Select Committee on Foreign Affairs Written Evidence


Submission from Kari Boye Young, Pitcairn Island

  My name is Kari Boye Young. I am a resident of Pitcairn Island in the Pacific, one of your Overseas Territories, and would like to inform you of the situation on the island, as well as ask for assistance to spread information and political awareness here. I am not a member of Council, only a private citizen, but I am concerned about the lack of initiative and involvement of the people on crucial issues.

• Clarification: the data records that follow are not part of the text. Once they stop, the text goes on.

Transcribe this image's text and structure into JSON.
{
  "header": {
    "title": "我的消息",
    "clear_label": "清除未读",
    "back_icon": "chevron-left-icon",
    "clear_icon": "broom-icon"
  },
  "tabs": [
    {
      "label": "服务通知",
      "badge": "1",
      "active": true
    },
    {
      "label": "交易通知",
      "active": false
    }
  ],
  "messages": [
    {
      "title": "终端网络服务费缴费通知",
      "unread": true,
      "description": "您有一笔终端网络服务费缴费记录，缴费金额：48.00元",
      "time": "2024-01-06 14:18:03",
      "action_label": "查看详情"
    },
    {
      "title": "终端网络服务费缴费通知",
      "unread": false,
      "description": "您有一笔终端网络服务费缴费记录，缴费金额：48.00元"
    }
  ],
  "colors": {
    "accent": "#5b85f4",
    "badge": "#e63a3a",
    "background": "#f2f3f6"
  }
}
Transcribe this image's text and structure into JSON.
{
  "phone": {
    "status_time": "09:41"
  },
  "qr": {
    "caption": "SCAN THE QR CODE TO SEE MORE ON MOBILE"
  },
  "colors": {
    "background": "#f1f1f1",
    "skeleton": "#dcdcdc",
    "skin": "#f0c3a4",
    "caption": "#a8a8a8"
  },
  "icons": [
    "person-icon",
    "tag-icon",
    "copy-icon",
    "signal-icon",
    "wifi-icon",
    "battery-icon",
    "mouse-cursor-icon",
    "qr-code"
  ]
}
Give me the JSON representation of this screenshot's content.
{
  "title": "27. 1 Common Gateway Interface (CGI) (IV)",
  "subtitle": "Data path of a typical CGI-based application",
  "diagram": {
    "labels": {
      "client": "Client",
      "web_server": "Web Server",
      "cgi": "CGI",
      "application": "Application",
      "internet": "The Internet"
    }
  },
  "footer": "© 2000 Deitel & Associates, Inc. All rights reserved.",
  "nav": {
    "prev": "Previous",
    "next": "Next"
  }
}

  Our community of about 50 inhabitants is at the moment in the process of acquainting ourselves with the White Paper—"partnership in progress and prosperity". Though released in 1999, it has never been the object of information, education, discussion and workshop activities on the island till a couple of months ago. Thanks to Internet research we have had confirmed that the other Overseas Territories have already spent years going through the process of deciding their political future according to UN article 73 for non-self-governing territories, by consulting with HMG, discussing and problem-solving, their Human Rights already a part of their constitution.

  Pitcairn has been completely uninformed and ignorant of these matters, though on the FCO web page it says that

    "In order to identify key human rights concerns and priorities and to make recommendations on the way forward, the consultants held a series of workshops and meetings throughout the territories involving politicians, officials, religious and community leaders, the private sector and the general public".

  No FCO or DFID consultants ever came here to focus on anything but the criminal proceedings of Operation Unique and its aftermath. We did not know till the Pitcairn Supreme Court decision in Auckland that Pitcairn got no Human Rights, unchallenged when deputy prosecutor Christine Gordon stated this fact, stripping the defendants of their human rights, the legal counsel of their own choice, trial by a jury of peers.

  In www.publications.parliament.uk we read from 29th March 2004 that

    "In respect of Pitcairn, to date human rights provisions have been taken as forming part of the territory's law. The possible application of the UK Human Rights Act to Pitcairn is currently one of the issues before the Pitcairn Supreme Court, but no decision on the matter has yet been made".

  According to the FCO website Pitcairn is the only one of your overseas territories for which you have not ratified the European Convention of Human Rights, and nobody has explained why.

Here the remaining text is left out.